Jack Dongarra, professor at the University of Tennessee and author of Linpack has said, ‘Graphics Processing Units have evolved to the point where many real-world applications are easily implemented on them, and run significantly faster than on multi-core systems. Future computing architectures will be hybrid systems with parallel-core GPUs working in tandem with multi-core CPUs.’
Project managers often instruct developers to improve their algorithm so that their compute efficiency of their application increases. We all know parallel processing is faster, but there was always a doubt whether it would be worth the effort and time but not any more! Graphics Processing Units (GPUs) have evolved to flexible and powerful processors, which are now programmable using high-level languages supporting 32-bit and 64-bit floating-point precision and do not require programming in assembly. They offer a lot of computational power, and this is the primary reason that developers today are focussing on getting the maximum benefit of this extreme scalability.
In the last few years, mass marketing of multi-core GPUs has brought terascale computing power to laptops and petascale computing power to clusters. A CPU + GPU is a powerful combination, because CPUs consist of a few cores optimised for serial processing, while GPUs consist of thousands of smaller, more efficient cores designed for parallel performance. Serial portions of the code run on the CPU, while parallel portions run on the GPU.
The Compute Unified Device Architecture (CUDA) is a parallel programming architecture developed by NVIDIA. CUDA is the computing engine in NVIDIA GPUs that gives developers access to the virtual instruction set and memory of the parallel computational elements in the CUDA GPUs, through variants of industry-standard programming languages. Exploiting data parallelism on the GPU has become significantly easier with newer programming models like OpenACC, which provides developers with simple compiler directives to run their applications in parallel on the GPU.
Recently, at the 19th IEEE HiPC conference held in Pune, I met several delegates from academia and industry who wanted to make use of this extreme computing power, to run their programs in parallel and get faster results than they would normally get using multi-core CPUs. Graphics rendering is all about compute-intensive, highly parallel computation, such that more transistors can be devoted to processing of data rather than data caching and flow control. You can simply take traditional C code that runs on a CPU and offload the data parallel sections of the code to the GPU. Functions executed on the GPU are referred to as computer kernels.

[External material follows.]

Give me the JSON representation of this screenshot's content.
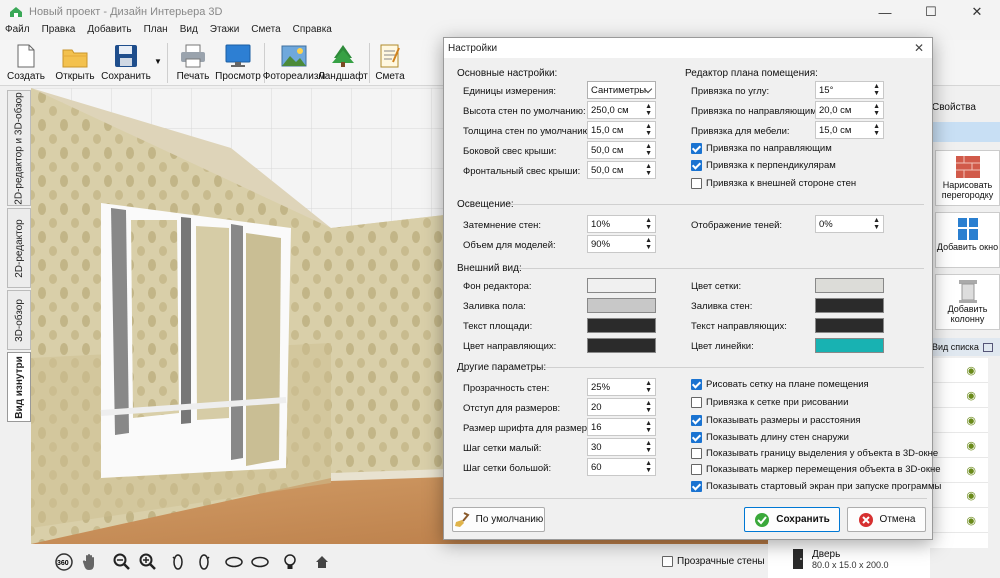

Each NVIDIA GPU has hundreds of cores, where each core has a floating point unit, logic unit, move, compare unit and a branch unit. Cores are managed by the thread manager, which can manage and spawn thousands of threads per core. There is no overhead in thread switching.
CUDA is C for parallel processors. You can write a program for one thread, and then instantiate it on many parallel threads, exploiting the inherent data parallelism of your algorithm. CUDA C code can run on any number of processors without the need for recompilation, and you can map CUDA threads to GPU threads or to CPU vectors. CUDA threads express fine-grained data parallelism and virtualise the processors. On the other hand, CUDA thread blocks express coarse-grained parallelism, as blocks hold arrays of GPU threads.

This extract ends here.